Avatar of: Dennis Bryan

Dennis Bryan

Posts: 1

August 13, 2014

The scientific community lies about science everyday.  Discovery Channel is an entertainment channel attempting to reel in viewers to watch advertisements.  The scientfic establishment tells us that evolution is true and still cannot explain where water came from. 

Avatar of: BruceK

BruceK

Posts: 4

August 13, 2014

So I am shocked, _shocked_, to learn that a TV channel would prioritize ratings over substance.

Avatar of: JohnnyMorales

JohnnyMorales

Posts: 10

Replied to a comment from Dennis Bryan made on August 13, 2014

August 13, 2014

Doctors are part of the scientific community as are geologists who work for oil companies.

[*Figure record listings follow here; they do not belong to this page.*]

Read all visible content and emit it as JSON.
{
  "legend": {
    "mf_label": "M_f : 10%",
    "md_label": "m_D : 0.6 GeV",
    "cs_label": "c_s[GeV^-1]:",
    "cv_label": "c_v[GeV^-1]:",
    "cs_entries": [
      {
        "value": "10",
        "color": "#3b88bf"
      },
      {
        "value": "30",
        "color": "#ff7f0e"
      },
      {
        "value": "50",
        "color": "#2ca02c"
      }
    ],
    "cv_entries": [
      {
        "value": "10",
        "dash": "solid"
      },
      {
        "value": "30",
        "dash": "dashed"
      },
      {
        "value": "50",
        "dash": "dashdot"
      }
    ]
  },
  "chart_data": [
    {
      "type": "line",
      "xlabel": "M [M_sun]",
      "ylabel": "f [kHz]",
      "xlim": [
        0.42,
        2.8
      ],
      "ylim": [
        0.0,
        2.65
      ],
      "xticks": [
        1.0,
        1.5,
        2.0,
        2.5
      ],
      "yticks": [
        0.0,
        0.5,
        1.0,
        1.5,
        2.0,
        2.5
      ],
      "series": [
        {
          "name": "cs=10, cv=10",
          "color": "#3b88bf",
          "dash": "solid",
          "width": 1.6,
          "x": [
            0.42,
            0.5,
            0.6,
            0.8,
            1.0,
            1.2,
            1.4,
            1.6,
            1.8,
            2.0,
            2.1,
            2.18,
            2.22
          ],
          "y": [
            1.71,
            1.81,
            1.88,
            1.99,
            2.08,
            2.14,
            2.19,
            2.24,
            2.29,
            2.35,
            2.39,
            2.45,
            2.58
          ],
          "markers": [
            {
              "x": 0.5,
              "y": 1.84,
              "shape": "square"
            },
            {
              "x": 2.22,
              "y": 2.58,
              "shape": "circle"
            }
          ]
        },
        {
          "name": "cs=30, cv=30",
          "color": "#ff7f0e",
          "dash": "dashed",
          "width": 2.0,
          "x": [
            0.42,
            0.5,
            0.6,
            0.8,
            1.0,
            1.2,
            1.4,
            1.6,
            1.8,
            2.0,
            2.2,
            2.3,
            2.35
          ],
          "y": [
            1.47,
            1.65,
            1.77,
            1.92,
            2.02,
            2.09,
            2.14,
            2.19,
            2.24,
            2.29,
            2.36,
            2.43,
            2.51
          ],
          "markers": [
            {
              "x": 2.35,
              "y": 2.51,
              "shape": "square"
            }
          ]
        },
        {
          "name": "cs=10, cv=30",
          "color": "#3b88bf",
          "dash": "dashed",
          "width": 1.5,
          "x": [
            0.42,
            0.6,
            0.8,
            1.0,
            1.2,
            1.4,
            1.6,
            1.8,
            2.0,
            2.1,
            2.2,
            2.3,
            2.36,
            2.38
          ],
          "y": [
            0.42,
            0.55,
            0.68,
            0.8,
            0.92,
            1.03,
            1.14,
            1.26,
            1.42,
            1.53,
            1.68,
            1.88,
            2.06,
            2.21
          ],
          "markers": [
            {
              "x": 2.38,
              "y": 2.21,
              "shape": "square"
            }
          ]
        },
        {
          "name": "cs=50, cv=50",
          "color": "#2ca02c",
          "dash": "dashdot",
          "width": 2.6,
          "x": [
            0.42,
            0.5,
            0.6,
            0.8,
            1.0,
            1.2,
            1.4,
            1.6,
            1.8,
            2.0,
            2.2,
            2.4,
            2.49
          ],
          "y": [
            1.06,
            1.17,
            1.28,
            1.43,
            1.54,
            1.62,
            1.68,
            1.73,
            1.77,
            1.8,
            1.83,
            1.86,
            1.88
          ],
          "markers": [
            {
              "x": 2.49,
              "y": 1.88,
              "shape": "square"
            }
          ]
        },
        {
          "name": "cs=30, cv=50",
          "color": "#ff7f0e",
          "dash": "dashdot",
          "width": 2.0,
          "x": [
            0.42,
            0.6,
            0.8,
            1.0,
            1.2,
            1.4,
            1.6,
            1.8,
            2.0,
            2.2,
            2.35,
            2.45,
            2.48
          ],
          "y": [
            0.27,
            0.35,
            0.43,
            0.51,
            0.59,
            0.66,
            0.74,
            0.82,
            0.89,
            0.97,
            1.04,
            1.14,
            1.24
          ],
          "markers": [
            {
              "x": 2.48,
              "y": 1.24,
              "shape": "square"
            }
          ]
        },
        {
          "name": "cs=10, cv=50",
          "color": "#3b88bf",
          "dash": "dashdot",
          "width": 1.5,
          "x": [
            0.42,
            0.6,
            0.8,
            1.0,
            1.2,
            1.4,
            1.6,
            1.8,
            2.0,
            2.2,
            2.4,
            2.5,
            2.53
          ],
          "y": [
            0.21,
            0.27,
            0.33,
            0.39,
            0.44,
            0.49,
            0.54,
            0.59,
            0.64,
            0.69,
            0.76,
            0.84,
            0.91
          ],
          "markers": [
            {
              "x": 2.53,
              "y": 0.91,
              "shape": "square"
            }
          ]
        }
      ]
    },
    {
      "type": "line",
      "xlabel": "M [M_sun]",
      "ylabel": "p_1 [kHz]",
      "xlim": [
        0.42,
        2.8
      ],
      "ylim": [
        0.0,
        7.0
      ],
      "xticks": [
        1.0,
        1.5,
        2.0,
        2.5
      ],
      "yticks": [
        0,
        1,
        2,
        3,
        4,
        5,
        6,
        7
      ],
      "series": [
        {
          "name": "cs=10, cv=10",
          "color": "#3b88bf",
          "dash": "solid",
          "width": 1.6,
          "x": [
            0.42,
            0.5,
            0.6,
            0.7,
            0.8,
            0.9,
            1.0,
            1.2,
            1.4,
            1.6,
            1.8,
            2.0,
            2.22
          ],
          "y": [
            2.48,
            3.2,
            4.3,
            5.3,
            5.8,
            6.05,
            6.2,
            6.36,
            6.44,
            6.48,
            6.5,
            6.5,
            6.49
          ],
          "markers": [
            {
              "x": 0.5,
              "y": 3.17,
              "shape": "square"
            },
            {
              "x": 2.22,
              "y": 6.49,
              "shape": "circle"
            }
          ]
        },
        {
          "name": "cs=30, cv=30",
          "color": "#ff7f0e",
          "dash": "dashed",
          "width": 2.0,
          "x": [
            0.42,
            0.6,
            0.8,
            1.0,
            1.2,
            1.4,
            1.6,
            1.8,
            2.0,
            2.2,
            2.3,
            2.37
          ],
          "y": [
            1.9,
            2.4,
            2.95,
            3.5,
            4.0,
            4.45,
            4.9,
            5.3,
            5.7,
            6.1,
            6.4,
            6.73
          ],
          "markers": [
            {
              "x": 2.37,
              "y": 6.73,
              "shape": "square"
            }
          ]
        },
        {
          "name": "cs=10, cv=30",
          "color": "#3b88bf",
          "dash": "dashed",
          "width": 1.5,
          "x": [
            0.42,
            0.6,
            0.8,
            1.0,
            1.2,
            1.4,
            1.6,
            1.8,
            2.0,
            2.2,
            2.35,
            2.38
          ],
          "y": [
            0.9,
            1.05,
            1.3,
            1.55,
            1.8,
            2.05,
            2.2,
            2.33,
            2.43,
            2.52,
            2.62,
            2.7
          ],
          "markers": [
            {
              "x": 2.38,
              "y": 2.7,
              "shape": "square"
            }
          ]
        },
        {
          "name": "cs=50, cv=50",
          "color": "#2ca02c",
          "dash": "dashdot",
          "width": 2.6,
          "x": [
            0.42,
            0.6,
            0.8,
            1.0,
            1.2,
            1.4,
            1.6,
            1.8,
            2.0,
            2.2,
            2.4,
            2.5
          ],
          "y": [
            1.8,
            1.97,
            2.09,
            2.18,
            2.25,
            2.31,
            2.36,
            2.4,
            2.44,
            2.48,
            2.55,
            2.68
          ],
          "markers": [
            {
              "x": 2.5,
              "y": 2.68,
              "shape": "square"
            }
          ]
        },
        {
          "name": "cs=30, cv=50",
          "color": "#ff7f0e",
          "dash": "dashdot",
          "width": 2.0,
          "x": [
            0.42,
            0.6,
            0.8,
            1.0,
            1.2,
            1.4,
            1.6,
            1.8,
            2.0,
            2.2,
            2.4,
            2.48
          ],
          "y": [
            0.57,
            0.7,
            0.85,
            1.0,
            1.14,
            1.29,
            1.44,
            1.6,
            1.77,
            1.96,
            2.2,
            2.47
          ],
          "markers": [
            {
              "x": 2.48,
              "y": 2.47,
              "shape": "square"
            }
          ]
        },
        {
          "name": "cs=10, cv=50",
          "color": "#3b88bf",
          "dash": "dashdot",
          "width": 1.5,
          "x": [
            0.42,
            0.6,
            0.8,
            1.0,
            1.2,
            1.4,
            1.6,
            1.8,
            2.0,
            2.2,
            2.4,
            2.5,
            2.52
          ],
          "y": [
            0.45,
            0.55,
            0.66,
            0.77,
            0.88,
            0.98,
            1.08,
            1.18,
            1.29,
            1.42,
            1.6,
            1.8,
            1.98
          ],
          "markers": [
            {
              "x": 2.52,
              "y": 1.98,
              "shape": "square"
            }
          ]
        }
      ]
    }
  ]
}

Since you think they are all liars you should just stop seeking medical care and stop using anything using oil products as fuel to protect your stupid self.

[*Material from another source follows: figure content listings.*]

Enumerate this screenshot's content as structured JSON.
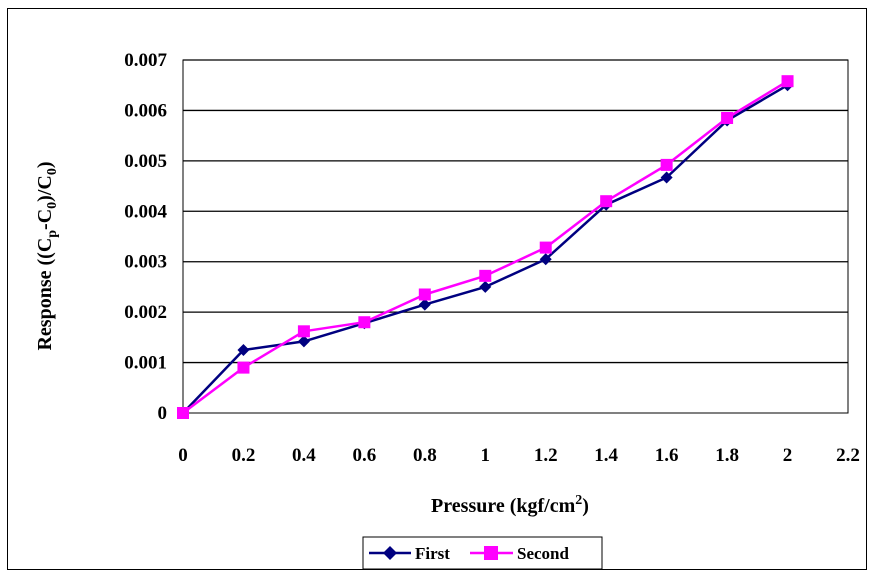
{
  "chart_data": {
    "type": "line",
    "title": "",
    "xlabel": {
      "base": "Pressure (kgf/cm",
      "sup": "2",
      "tail": ")"
    },
    "ylabel": {
      "a": "Response ((C",
      "b": "p",
      "c": "-C",
      "d": "0",
      "e": ")/C",
      "f": "0",
      "g": ")"
    },
    "xlim": [
      0,
      2.2
    ],
    "ylim": [
      0,
      0.007
    ],
    "x_ticks": [
      "0",
      "0.2",
      "0.4",
      "0.6",
      "0.8",
      "1",
      "1.2",
      "1.4",
      "1.6",
      "1.8",
      "2",
      "2.2"
    ],
    "y_ticks": [
      "0",
      "0.001",
      "0.002",
      "0.003",
      "0.004",
      "0.005",
      "0.006",
      "0.007"
    ],
    "grid": "horizontal",
    "legend_position": "bottom",
    "x": [
      0,
      0.2,
      0.4,
      0.6,
      0.8,
      1.0,
      1.2,
      1.4,
      1.6,
      1.8,
      2.0
    ],
    "series": [
      {
        "name": "First",
        "color": "#000080",
        "marker": "diamond",
        "values": [
          0,
          0.00125,
          0.00142,
          0.00178,
          0.00215,
          0.0025,
          0.00305,
          0.00413,
          0.00467,
          0.0058,
          0.0065
        ]
      },
      {
        "name": "Second",
        "color": "#ff00ff",
        "marker": "square",
        "values": [
          0,
          0.0009,
          0.00162,
          0.0018,
          0.00235,
          0.00272,
          0.00328,
          0.0042,
          0.00492,
          0.00585,
          0.00658
        ]
      }
    ]
  }
}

Your life as you know it today is a product of science.

They computer you used to type your idiotic comment for example is PURE sciencific innovation.

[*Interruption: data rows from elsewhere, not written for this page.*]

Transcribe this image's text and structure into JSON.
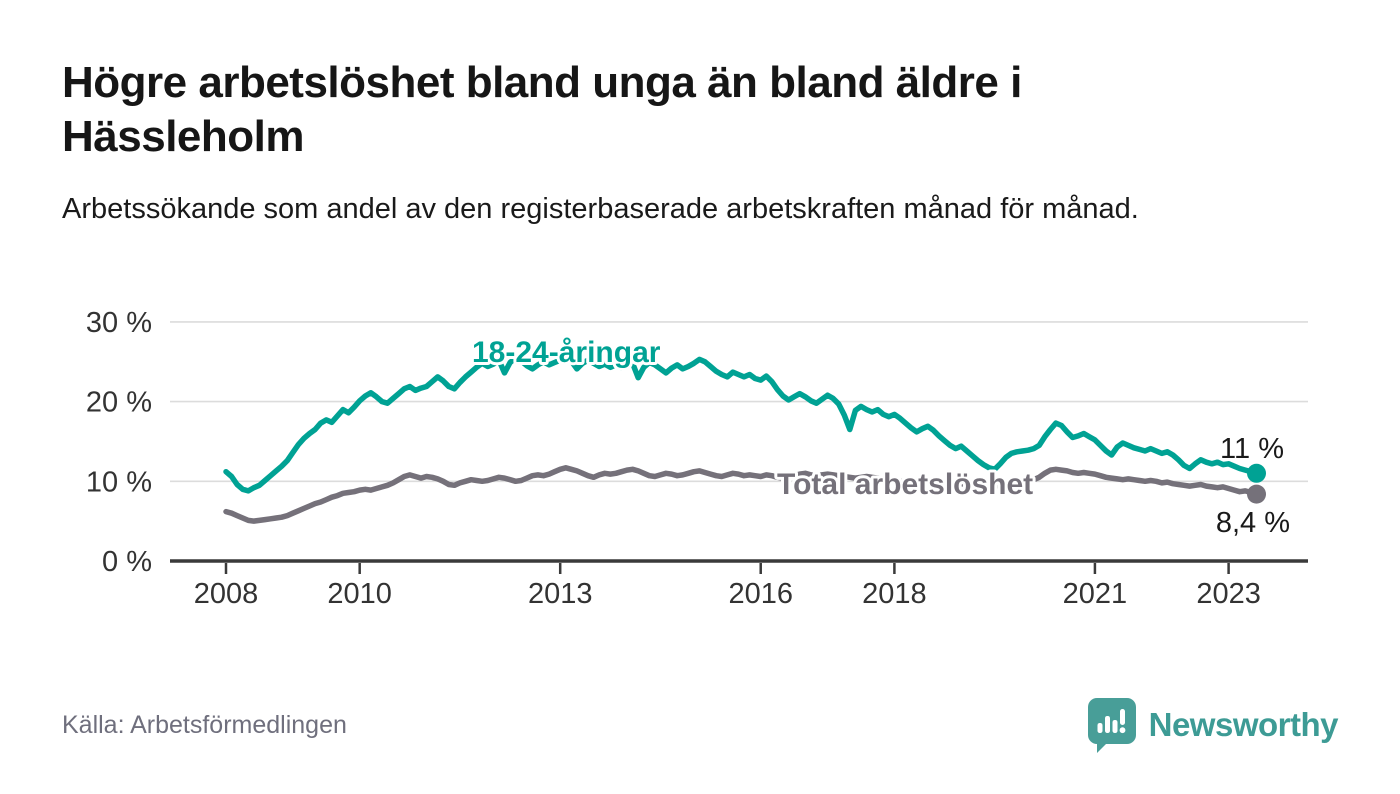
{
  "header": {
    "title": "Högre arbetslöshet bland unga än bland äldre i Hässleholm",
    "subtitle": "Arbetssökande som andel av den registerbaserade arbetskraften månad för månad."
  },
  "footer": {
    "source": "Källa: Arbetsförmedlingen",
    "brand": "Newsworthy"
  },
  "colors": {
    "youth_line": "#00a294",
    "total_line": "#75717a",
    "grid": "#dcdcdc",
    "axis": "#3a3a3a",
    "tick_text": "#333333",
    "brand_teal": "#3d9b95",
    "logo_bubble": "#489e98"
  },
  "chart_data": {
    "type": "line",
    "title": "Högre arbetslöshet bland unga än bland äldre i Hässleholm",
    "xlabel": "",
    "ylabel": "",
    "units": "%",
    "x_start_year": 2008,
    "x_frequency": "monthly",
    "x_end": "2023-06",
    "ylim": [
      0,
      30
    ],
    "grid": "horizontal",
    "legend_position": "inline-labels",
    "y_ticks": [
      {
        "value": 0,
        "label": "0 %"
      },
      {
        "value": 10,
        "label": "10 %"
      },
      {
        "value": 20,
        "label": "20 %"
      },
      {
        "value": 30,
        "label": "30 %"
      }
    ],
    "x_ticks": [
      {
        "year": 2008,
        "label": "2008"
      },
      {
        "year": 2010,
        "label": "2010"
      },
      {
        "year": 2013,
        "label": "2013"
      },
      {
        "year": 2016,
        "label": "2016"
      },
      {
        "year": 2018,
        "label": "2018"
      },
      {
        "year": 2021,
        "label": "2021"
      },
      {
        "year": 2023,
        "label": "2023"
      }
    ],
    "series": [
      {
        "name": "Total arbetslöshet",
        "color": "#75717a",
        "end_label": "8,4 %",
        "last_value": 8.4,
        "values": [
          6.2,
          6.0,
          5.7,
          5.4,
          5.1,
          5.0,
          5.1,
          5.2,
          5.3,
          5.4,
          5.5,
          5.7,
          6.0,
          6.3,
          6.6,
          6.9,
          7.2,
          7.4,
          7.7,
          8.0,
          8.2,
          8.5,
          8.6,
          8.7,
          8.9,
          9.0,
          8.9,
          9.1,
          9.3,
          9.5,
          9.8,
          10.2,
          10.6,
          10.8,
          10.6,
          10.4,
          10.6,
          10.5,
          10.3,
          10.0,
          9.6,
          9.5,
          9.8,
          10.0,
          10.2,
          10.1,
          10.0,
          10.1,
          10.3,
          10.5,
          10.4,
          10.2,
          10.0,
          10.1,
          10.4,
          10.7,
          10.8,
          10.7,
          10.9,
          11.2,
          11.5,
          11.7,
          11.5,
          11.3,
          11.0,
          10.7,
          10.5,
          10.8,
          11.0,
          10.9,
          11.0,
          11.2,
          11.4,
          11.5,
          11.3,
          11.0,
          10.7,
          10.6,
          10.8,
          11.0,
          10.9,
          10.7,
          10.8,
          11.0,
          11.2,
          11.3,
          11.1,
          10.9,
          10.7,
          10.6,
          10.8,
          11.0,
          10.9,
          10.7,
          10.8,
          10.7,
          10.6,
          10.8,
          10.7,
          10.5,
          10.4,
          10.5,
          10.7,
          10.9,
          11.0,
          10.8,
          10.7,
          10.8,
          10.9,
          10.8,
          10.7,
          10.6,
          10.5,
          10.4,
          10.5,
          10.6,
          10.5,
          10.4,
          10.3,
          10.2,
          10.1,
          10.0,
          9.9,
          9.8,
          9.7,
          9.8,
          9.9,
          9.8,
          9.7,
          9.6,
          9.5,
          9.6,
          9.7,
          9.6,
          9.5,
          9.4,
          9.3,
          9.4,
          9.5,
          9.4,
          9.5,
          9.6,
          9.7,
          9.9,
          10.0,
          10.2,
          10.5,
          11.0,
          11.4,
          11.5,
          11.4,
          11.3,
          11.1,
          11.0,
          11.1,
          11.0,
          10.9,
          10.7,
          10.5,
          10.4,
          10.3,
          10.2,
          10.3,
          10.2,
          10.1,
          10.0,
          10.1,
          10.0,
          9.8,
          9.9,
          9.7,
          9.6,
          9.5,
          9.4,
          9.5,
          9.6,
          9.4,
          9.3,
          9.2,
          9.3,
          9.1,
          8.9,
          8.7,
          8.8,
          8.6,
          8.4
        ]
      },
      {
        "name": "18-24-åringar",
        "color": "#00a294",
        "end_label": "11 %",
        "last_value": 11.0,
        "values": [
          11.2,
          10.6,
          9.6,
          9.0,
          8.8,
          9.2,
          9.5,
          10.1,
          10.7,
          11.3,
          11.9,
          12.6,
          13.6,
          14.6,
          15.4,
          16.0,
          16.5,
          17.3,
          17.7,
          17.4,
          18.2,
          19.0,
          18.6,
          19.3,
          20.1,
          20.7,
          21.1,
          20.6,
          20.0,
          19.8,
          20.4,
          21.0,
          21.6,
          21.9,
          21.4,
          21.7,
          21.9,
          22.5,
          23.1,
          22.6,
          21.9,
          21.6,
          22.4,
          23.1,
          23.7,
          24.3,
          24.8,
          24.4,
          24.7,
          25.2,
          23.6,
          24.9,
          25.5,
          25.1,
          24.5,
          24.1,
          24.6,
          25.0,
          24.6,
          24.9,
          25.2,
          25.6,
          25.1,
          24.1,
          24.8,
          25.2,
          24.8,
          24.4,
          24.7,
          24.3,
          24.6,
          24.2,
          24.5,
          24.8,
          23.0,
          24.3,
          24.9,
          24.6,
          24.1,
          23.6,
          24.2,
          24.6,
          24.1,
          24.4,
          24.8,
          25.3,
          25.0,
          24.4,
          23.8,
          23.4,
          23.1,
          23.7,
          23.4,
          23.1,
          23.4,
          22.9,
          22.7,
          23.2,
          22.5,
          21.5,
          20.7,
          20.2,
          20.6,
          21.0,
          20.6,
          20.1,
          19.8,
          20.3,
          20.8,
          20.4,
          19.7,
          18.3,
          16.5,
          18.9,
          19.4,
          19.0,
          18.7,
          19.0,
          18.4,
          18.1,
          18.4,
          17.9,
          17.3,
          16.7,
          16.2,
          16.6,
          16.9,
          16.4,
          15.7,
          15.1,
          14.5,
          14.1,
          14.4,
          13.8,
          13.2,
          12.6,
          12.1,
          11.7,
          11.5,
          12.2,
          13.0,
          13.5,
          13.7,
          13.8,
          13.9,
          14.1,
          14.5,
          15.6,
          16.5,
          17.3,
          17.0,
          16.2,
          15.5,
          15.7,
          16.0,
          15.6,
          15.2,
          14.5,
          13.8,
          13.3,
          14.3,
          14.8,
          14.5,
          14.2,
          14.0,
          13.8,
          14.1,
          13.8,
          13.5,
          13.7,
          13.3,
          12.7,
          12.0,
          11.6,
          12.2,
          12.7,
          12.4,
          12.2,
          12.4,
          12.1,
          12.2,
          11.9,
          11.6,
          11.4,
          11.2,
          11.0
        ]
      }
    ]
  }
}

Amazing how such things can be produced by so many liars.

Avatar of: JohnnyMorales

JohnnyMorales

Posts: 10

Replied to a comment from Dennis Bryan made on August 13, 2014

August 13, 2014

 

 

Oh and yes Science can tell you where water comes from.

 

 

 

You just don't understand the explanation. And in your mind when you don't understand something you assume it's a lie, because you mistakenly assume you should be able to understand anything if it makes sense.

 

 

 

Same goes for evolution, there is no problem with the theory.

 

 

 

The problem lies with your inability to understand it.

 

Avatar of:

Posts: 1

Replied to a comment from Dennis Bryan made on August 13, 2014

August 13, 2014

You should probably provide some evidence of this "lies about science everyday" assertion. As a community, scientists are dedicated to conclusions based on evidence, that is, truth.

Avatar of: Mightbechris

Mightbechris

Posts: 1

Replied to a comment from Dennis Bryan made on August 13, 2014

August 15, 2014

Water comes from the combination of two hydrogen molecules and one oxygen molecual. The formation of water began as the volcanic eruptions of early earth spewed rich chemical soups into the atmosphere. One byproduct of that was rain, and boom, that's where water comes from. In the context of this planet anyway.